El adivino ciego de la Ilíada, Tiresias, uno de los hombres más sabios en la antigua mitología —se cuenta que había sido mujer luego de haber visto a dos serpientes negras copulando—, le dijo a la madre de Narciso, Liríope, que su hijo viviría una larga vida a condición de que nunca se conociera a sí mismo.
Eventualmente, Narciso enamoró a Aminias, su pretendiente masculino más persistente. Habiéndolo rechazado, le pareció, en un acto de indolencia desmedido, gracioso enviarle a este cazador de regalo una espada, de la cual hizo el uso más obvio quitándose la vida en las puertas de la casa de su amado, mientras le imploraba a los dioses que le hicieran justicia. Fue la diosa Artemisa quien escuchó las súplicas. Profirió entonces contra Narciso una maldición según la cual se enamoraría de alguien que no lo podría amar. La maldición se haría inexorable. En Tespia, llegó Narciso a un arroyo de aguas quietas y reflectivas como la plata, sobre el cual se dispuso a beber. No se había acabado de inclinar cuando quedó sorprendido por la imagen reflejada, la de él mismo. Intentó abrazarla, abalanzándose sobre el agua, pero era apenas un reflejo:
“…permaneció turbado y embelesado hora tras hora. ¿Cómo podía soportar el hecho de poseer(se) y no poseer(se) al tiempo?
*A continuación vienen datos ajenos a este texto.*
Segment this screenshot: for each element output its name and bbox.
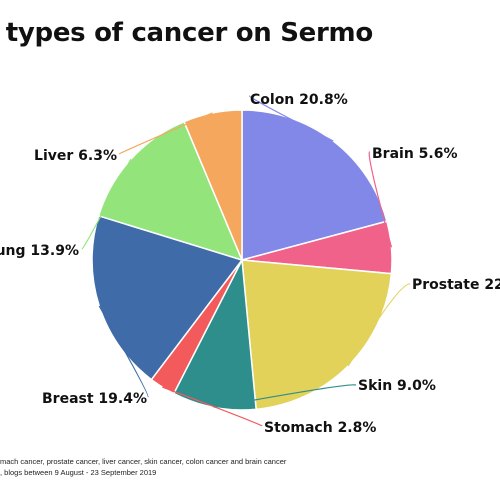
leader-line-colon [249,95,334,142]
slice-label-prostate: Prostate 22 [412,277,500,293]
slice-label-skin: Skin 9.0% [358,378,436,394]
leader-line-liver [118,112,213,155]
chart-source-note: mach cancer, prostate cancer, liver canc… [0,456,286,478]
source-line-2: , blogs between 9 August - 23 September … [0,468,157,477]
slice-label-stomach: Stomach 2.8% [264,420,376,436]
leader-lines [81,95,411,427]
slice-label-breast: Breast 19.4% [42,391,147,407]
slice-label-liver: Liver 6.3% [34,148,117,164]
leader-line-lung [81,158,132,250]
source-line-1: mach cancer, prostate cancer, liver canc… [0,457,287,466]
leader-line-brain [368,151,393,248]
leader-line-prostate [347,283,411,367]
slice-labels: Colon 20.8% Brain 5.6% Prostate 22 Skin 9.0… [0,92,500,436]
chart-title: f types of cancer on Sermo [0,18,373,48]
leader-line-stomach [162,386,263,427]
slice-label-colon: Colon 20.8% [250,92,348,108]
pie-slice-liver [183,109,243,261]
slice-label-lung: ung 13.9% [0,243,79,259]
pie-slices [91,109,393,411]
slice-label-brain: Brain 5.6% [372,146,458,162]
leader-line-skin [213,384,357,408]
pie-slice-colon [241,109,388,261]
leader-line-breast [98,305,149,398]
El dolor le consumía, pero se regocijaba en su tormento, sabiendo al menos que su otro yo siempre le sería fiel, pasara lo que pasara”1.
Esto justamente es el narcicismo: estar obsesionado con la propia imagen sin poderse amar, poseerse y no poseerse al tiempo, sufrir por el amor propio y nunca poderse conocer. A eso hay que sumarle la sentencia de Tiresias: el narcisista vivirá su vida entera sin reconocer el juego de amor-odio que lo consume; reconfortado (y al tiempo hastiado) porque al final del día se irá a la cama consigo mismo. Hemos creado una cultura justamente para estar reconfortados con la idea de irnos solos a la cama con nosotros mismos.
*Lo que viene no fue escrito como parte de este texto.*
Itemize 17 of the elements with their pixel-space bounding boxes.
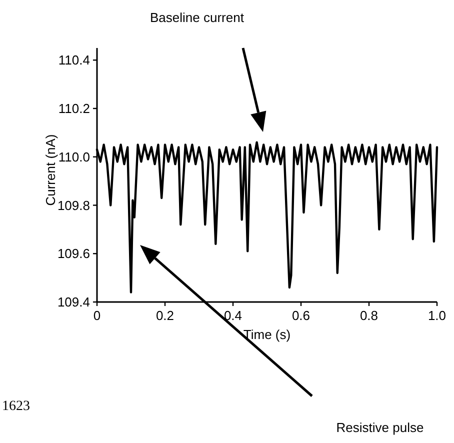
text: Resistive pulse bbox=[336, 420, 424, 435]
x-tick-label: 0 bbox=[93, 308, 101, 323]
y-tick-label: 110.0 bbox=[58, 149, 90, 164]
x-tick-label: 0.6 bbox=[292, 308, 310, 323]
y-tick-label: 109.8 bbox=[57, 198, 90, 213]
x-tick-label: 0.8 bbox=[360, 308, 378, 323]
text: Baseline current bbox=[150, 10, 244, 25]
y-axis-title: Current (nA) bbox=[43, 134, 58, 206]
x-tick-label: 0.2 bbox=[156, 308, 174, 323]
x-tick-label: 0.4 bbox=[224, 308, 242, 323]
x-tick-label: 1.0 bbox=[428, 308, 446, 323]
y-tick-label: 110.2 bbox=[58, 101, 90, 116]
y-tick-label: 110.4 bbox=[58, 52, 90, 68]
y-tick-label: 109.6 bbox=[57, 246, 90, 262]
text: 1623 bbox=[2, 399, 30, 414]
x-axis-title: Time (s) bbox=[243, 327, 291, 342]
y-tick-label: 109.4 bbox=[57, 294, 90, 310]
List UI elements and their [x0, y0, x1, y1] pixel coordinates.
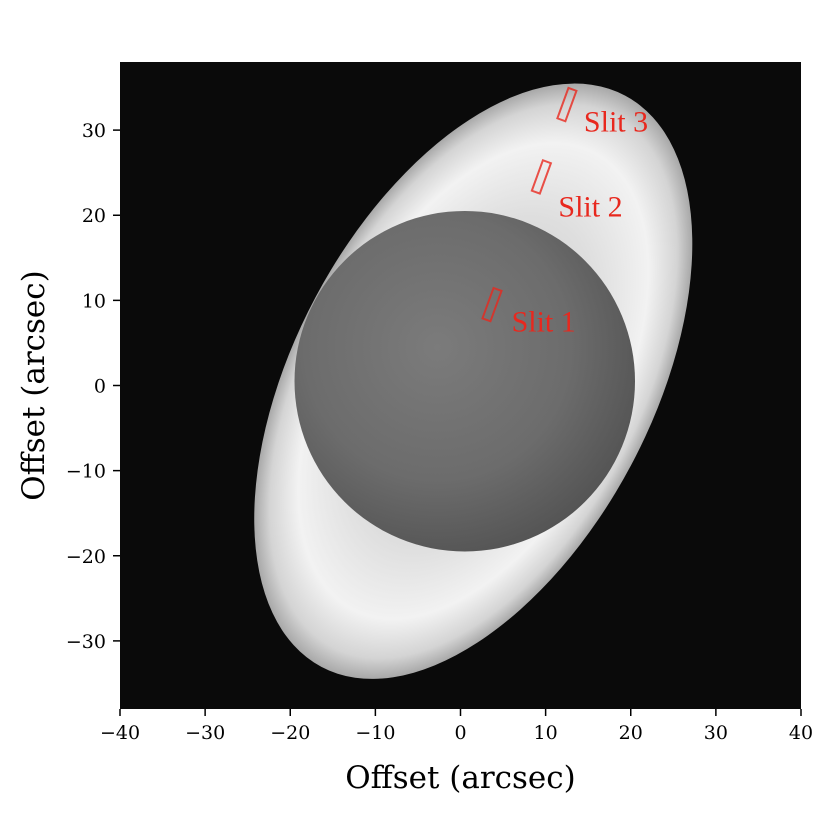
plot-area: Slit 1 Slit 2 Slit 3 [120, 62, 801, 709]
y-tick-label: 0 [94, 376, 106, 398]
slit-2-label: Slit 2 [558, 191, 622, 224]
y-axis: −30 −20 −10 0 10 20 30 [66, 120, 120, 653]
slit-3-label: Slit 3 [584, 106, 648, 139]
slit-3-box [556, 86, 578, 123]
x-axis: −40 −30 −20 −10 0 10 20 30 40 [100, 709, 813, 744]
x-tick-label: −20 [270, 722, 310, 744]
x-tick-label: 0 [454, 722, 466, 744]
slit-1-box [481, 286, 503, 323]
y-tick-label: −20 [66, 546, 106, 568]
x-tick-label: 40 [789, 722, 813, 744]
y-axis-title: Offset (arcsec) [16, 270, 52, 500]
y-tick-label: 10 [82, 290, 106, 312]
y-tick-label: 30 [82, 120, 106, 142]
x-tick-label: −30 [185, 722, 225, 744]
y-tick-label: −30 [66, 631, 106, 653]
x-tick-label: −40 [100, 722, 140, 744]
y-tick-label: 20 [82, 205, 106, 227]
x-tick-label: −10 [355, 722, 395, 744]
nebula-inner-disk [294, 210, 636, 552]
x-tick-label: 30 [704, 722, 728, 744]
slit-2-box [530, 158, 553, 195]
x-axis-title: Offset (arcsec) [345, 760, 575, 796]
slit-1-label: Slit 1 [512, 306, 576, 339]
slits-layer: Slit 1 Slit 2 Slit 3 [481, 86, 648, 339]
x-tick-label: 20 [619, 722, 643, 744]
y-tick-label: −10 [66, 461, 106, 483]
x-tick-label: 10 [534, 722, 558, 744]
Freud dio una explicación del narcicismo que completa el cuadro: en el narcicismo hay un elemento de un falso autoabastecimiento del amor que suponemos los demás nos negaron. Esta condición implica estar atento al mundo justo para ver qué dice de mí. Es conocida la anécdota de quienes han trabajado con Donald Trump en el sentido de que sólo leerá un párrafo si ve su nombre escrito en él. Su atención se centra exclusivamente en él. Pero como lo denota su lucha contra la calvicie, no se puede amar, como no se puede perdonar el haber perdido las elecciones. Es común que el narcisista entonces invente una red de mentiras para encubrir su autodesprecio.
Como el arroyo de Tespia, nuestra cultura ha creado toda clase de espejos en donde nos podemos ver. Hablando de sus contemporáneos en Así Habló Zaratustra, nos dice Nietzsche:
“Con cincuenta chafarrinones teníais pintados el rostro y los miembros: ¡así estabais sentados, para mi asombro, hombres del presente! ¡Y con cincuenta espejos a vuestro alrededor, que halagaban el juego de vuestros colores y lo reproducían! ¡En verdad, no podríais llevar mejor máscara, hombres del presente, que vuestro propio rostro! ¡Quién podría reconoceros!"2.
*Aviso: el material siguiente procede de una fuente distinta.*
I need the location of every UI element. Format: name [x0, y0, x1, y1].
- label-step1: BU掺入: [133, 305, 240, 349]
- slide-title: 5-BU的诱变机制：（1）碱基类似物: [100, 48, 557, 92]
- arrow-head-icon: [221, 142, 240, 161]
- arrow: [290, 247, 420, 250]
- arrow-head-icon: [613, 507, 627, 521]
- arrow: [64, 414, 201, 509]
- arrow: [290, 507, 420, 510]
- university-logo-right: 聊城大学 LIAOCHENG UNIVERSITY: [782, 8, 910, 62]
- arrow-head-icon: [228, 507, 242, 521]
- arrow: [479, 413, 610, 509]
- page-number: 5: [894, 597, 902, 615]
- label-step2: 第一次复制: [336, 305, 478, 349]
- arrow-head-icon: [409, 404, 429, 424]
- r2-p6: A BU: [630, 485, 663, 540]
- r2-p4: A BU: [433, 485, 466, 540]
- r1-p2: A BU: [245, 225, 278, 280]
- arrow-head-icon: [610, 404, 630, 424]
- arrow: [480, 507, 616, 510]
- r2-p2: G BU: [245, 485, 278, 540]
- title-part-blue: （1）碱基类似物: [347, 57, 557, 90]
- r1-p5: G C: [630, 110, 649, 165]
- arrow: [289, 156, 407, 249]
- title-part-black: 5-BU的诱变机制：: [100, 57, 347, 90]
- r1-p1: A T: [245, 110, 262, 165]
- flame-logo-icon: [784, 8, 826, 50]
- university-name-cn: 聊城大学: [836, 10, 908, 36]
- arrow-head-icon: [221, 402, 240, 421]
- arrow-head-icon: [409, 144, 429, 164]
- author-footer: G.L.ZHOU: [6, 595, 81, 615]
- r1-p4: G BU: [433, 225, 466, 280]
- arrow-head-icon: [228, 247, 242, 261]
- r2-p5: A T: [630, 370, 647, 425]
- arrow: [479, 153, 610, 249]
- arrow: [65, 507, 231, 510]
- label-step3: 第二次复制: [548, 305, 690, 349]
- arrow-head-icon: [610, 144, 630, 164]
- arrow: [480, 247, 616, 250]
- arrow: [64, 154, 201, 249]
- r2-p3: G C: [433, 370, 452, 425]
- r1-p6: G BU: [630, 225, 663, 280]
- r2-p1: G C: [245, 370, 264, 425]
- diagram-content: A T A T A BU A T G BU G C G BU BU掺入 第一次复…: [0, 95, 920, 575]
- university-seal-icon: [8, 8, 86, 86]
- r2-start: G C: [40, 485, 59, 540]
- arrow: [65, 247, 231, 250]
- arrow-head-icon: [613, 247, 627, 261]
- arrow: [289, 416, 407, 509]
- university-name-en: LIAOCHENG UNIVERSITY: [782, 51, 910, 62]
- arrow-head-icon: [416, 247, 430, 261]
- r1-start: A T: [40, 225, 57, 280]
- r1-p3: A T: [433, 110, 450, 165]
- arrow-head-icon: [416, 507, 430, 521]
¡Nuestro verdadero rostro son máscaras que se sobreponen! Una asombrosa semblanza no solo de sus contemporáneos, sino de los nuestros. Ya no hay algo que ocultar detrás del disfraz, ¡todo son capas del “outfit”! Cintas de colores sobre cintas de colores que se sobreponen… una esfinge sin secretos dirá por los mismos tiempos Oscar Wilde. ¡Eso somos! Es asombroso cómo los escritores de finales del siglo XIX lo vieron venir décadas antes del celular.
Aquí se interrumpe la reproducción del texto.